DOES ADOLESCENCE INFLUENCE THE MODALITIES OF SMOKING CESSATION ?

Some differences exist in the attitude of adolescents towards smoking, compared to adults:
- Identification to models is very important. Tobacco smoking attitudes of relatives, peers, and educators are influential ; tobacco smoking could be view as a rite of passage to adulthood.
- Economic  factors are frequently cited as a motivation for smoking cessation
- Use of health care system for smoking cessation is scarcely evoked.

It appears that health care offer is specifically oriented towards adults, and that it is poorly adapted to adolescents.

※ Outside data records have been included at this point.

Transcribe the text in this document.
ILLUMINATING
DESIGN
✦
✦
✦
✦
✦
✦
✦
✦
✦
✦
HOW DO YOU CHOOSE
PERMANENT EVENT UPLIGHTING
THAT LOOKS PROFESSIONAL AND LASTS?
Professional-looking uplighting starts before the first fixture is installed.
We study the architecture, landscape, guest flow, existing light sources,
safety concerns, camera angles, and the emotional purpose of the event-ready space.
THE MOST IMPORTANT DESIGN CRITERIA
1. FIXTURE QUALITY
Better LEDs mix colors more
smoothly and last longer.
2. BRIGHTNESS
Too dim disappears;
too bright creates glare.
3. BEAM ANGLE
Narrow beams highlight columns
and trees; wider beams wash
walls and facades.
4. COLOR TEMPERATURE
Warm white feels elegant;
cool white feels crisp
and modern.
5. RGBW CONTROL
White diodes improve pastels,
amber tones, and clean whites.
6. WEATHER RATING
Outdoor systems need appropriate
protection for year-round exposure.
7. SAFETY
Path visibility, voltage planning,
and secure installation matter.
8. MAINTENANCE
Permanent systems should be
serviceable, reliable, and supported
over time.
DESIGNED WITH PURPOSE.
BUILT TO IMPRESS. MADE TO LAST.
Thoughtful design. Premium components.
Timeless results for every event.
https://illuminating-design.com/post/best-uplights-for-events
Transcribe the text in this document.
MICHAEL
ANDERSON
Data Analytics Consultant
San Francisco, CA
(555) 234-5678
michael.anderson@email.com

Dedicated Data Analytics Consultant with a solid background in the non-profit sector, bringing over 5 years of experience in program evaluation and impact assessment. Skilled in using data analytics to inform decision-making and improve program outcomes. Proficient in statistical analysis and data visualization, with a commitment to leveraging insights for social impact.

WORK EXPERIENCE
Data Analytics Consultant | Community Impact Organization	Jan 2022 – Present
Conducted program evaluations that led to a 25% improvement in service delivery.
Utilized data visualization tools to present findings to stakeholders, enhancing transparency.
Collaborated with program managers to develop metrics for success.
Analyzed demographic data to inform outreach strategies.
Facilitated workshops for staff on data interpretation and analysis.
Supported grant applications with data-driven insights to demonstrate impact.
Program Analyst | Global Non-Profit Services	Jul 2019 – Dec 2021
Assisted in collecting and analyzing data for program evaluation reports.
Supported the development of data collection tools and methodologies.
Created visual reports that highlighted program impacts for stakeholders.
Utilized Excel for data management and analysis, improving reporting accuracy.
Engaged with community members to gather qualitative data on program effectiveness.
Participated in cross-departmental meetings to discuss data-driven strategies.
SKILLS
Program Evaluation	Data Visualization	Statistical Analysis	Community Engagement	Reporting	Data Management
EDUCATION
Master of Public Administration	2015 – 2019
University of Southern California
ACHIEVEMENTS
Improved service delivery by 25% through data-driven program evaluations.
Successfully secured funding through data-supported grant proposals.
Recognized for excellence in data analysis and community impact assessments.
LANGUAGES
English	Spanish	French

Specific programs should be developed for them.
 

DOES  PREGNANCY INFLUENCETHE MODALITIES OF SMOKING CESSATION ?

Based on French polls, 25% of pregnant women are smoking, 40% of them quit during the first trimester, while 5% quit during the second or third trimester. A great number of pregnant women have difficulties in stopping smoking during their pregnancy and to stay abstinent after giving birth. For these women smoking cessation interventions before, during and after pregnancy increase the rate of cessation, which after all is relatively low (6% to 20%). Special individualised intervention on smoking cessation with explanations, information and occasionally an expired CO measurement is more efficacious than minimal intervention (individual or group) without follow-up.

Conception desire and post-partum follow-up are also good circumstances to motivate smoking cessation in women.
 

Recommendations:
Obstetrical and gynaecological services are privileged structures to motivate and encourage smoking cessation. These actions should include physicians, midwives and other health professionals. The risks for the foetus and the infant must be taught and recalled to parents.